Partners and firms who fail to met the gateways or fall outside he green risk zone will see the commissioner more likely to give closer scrutiny to the arrangement, including a deeper consideration of whether anti-avoidance provisions apply.

The Institute of Public Accountants contends that the draft guidelines will create an opportunity for partners to self-assess the risk levels of their arrangements. “People can sort of self-assess what level of interests their arrangement will attract from the ATO.”

On the other hand, the IPA believes that density of the proposed guidelines make them a double-edged sword and following them may turn out to be a heavily involved process.

“The previous guidelines were nowhere near as granular. We just had to satisfy one of the guidelines in the previous allocation and document. Now you’ve got to go through gateway one and gateway two, and then self-assess risk. So, it’s a much more involved process” says Tony Greco.

The new guidelines will not just require more work from taxpayers, but also more work the Tax Office as well.  

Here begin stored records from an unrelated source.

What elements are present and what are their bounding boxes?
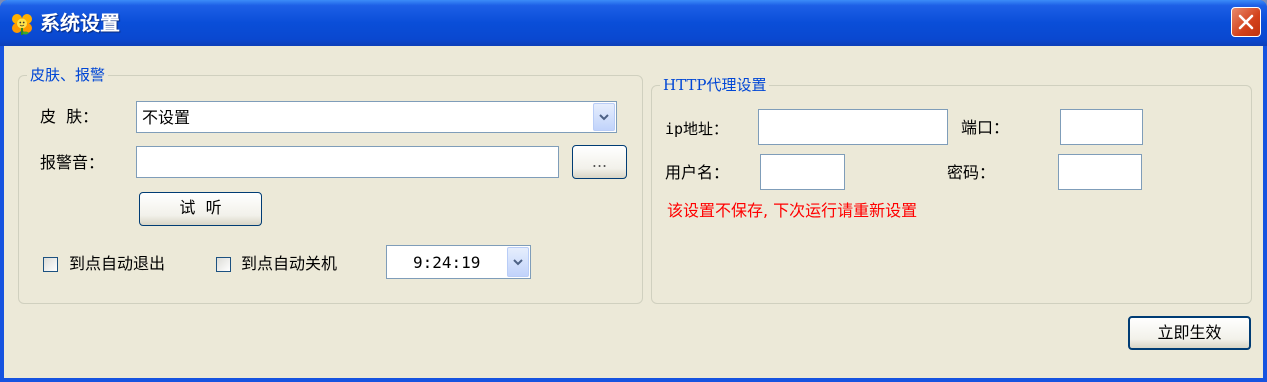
auto-exit-checkbox[interactable]: [43, 257, 58, 272]
password-input[interactable]: [1058, 154, 1142, 190]
alarm-sound-input[interactable]: [136, 146, 559, 178]
proxy-warning-text: 该设置不保存, 下次运行请重新设置: [667, 201, 918, 220]
time-dropdown-button[interactable]: [507, 247, 529, 277]
skin-combobox[interactable]: 不设置: [136, 101, 617, 133]
port-input[interactable]: [1060, 109, 1143, 145]
alarm-sound-label: 报警音：: [40, 153, 105, 172]
password-label: 密码：: [947, 163, 996, 182]
skin-dropdown-button[interactable]: [593, 103, 615, 131]
auto-shutdown-label: 到点自动关机: [241, 254, 338, 273]
skin-alarm-group: 皮肤、报警 皮 肤： 不设置 报警音： ... 试 听 到点自动退出 到点自动关…: [18, 65, 643, 304]
username-input[interactable]: [760, 154, 845, 190]
listen-button[interactable]: 试 听: [139, 192, 262, 226]
skin-combobox-value: 不设置: [142, 108, 191, 127]
http-proxy-group-title: HTTP代理设置: [660, 75, 770, 95]
username-label: 用户名：: [665, 163, 730, 182]
auto-shutdown-checkbox[interactable]: [216, 257, 231, 272]
close-button[interactable]: [1231, 7, 1261, 37]
window-title: 系统设置: [40, 11, 120, 35]
flower-app-icon: [12, 14, 32, 35]
browse-button[interactable]: ...: [572, 145, 627, 179]
settings-window: 系统设置 皮肤、报警 皮 肤： 不设置 报警音： ... 试 听 到点自动退出 …: [0, 0, 1267, 382]
chevron-down-icon: [513, 259, 523, 266]
http-proxy-group: HTTP代理设置 ip地址： 端口： 用户名： 密码： 该设置不保存, 下次运行…: [651, 75, 1252, 304]
port-label: 端口：: [961, 118, 1010, 137]
ip-address-input[interactable]: [758, 109, 948, 145]
time-value: 9:24:19: [413, 253, 481, 272]
skin-label: 皮 肤：: [40, 107, 99, 126]
close-icon: [1238, 14, 1254, 30]
chevron-down-icon: [599, 114, 609, 121]
time-combobox[interactable]: 9:24:19: [386, 245, 531, 279]
title-bar[interactable]: 系统设置: [0, 0, 1267, 46]
apply-now-button[interactable]: 立即生效: [1128, 316, 1251, 350]
ip-address-label: ip地址：: [665, 120, 729, 138]
skin-alarm-group-title: 皮肤、报警: [27, 65, 109, 85]
auto-exit-label: 到点自动退出: [69, 254, 166, 273]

Part IVA of the guidelines proposes clear risk assessment criteria, but will test if people follow the guidelines, and leaves questions to be asked for those who find themselves in high-risk arrangements.

Since the announcement of the new guidelines, a number of organisations have criticised the ATO’s ongoing consultation process. However, I think what we’ve got to do now is sort of test them in the real world. And this is why it’s in draft format. It obviously has input from practitioners, but at the end of the day, it’s the way they would like to identify risks and what falls within and outside of this compliance framework.”

The guidelines and how they are going to be applied will be reviewed once again by the ATO in 2022.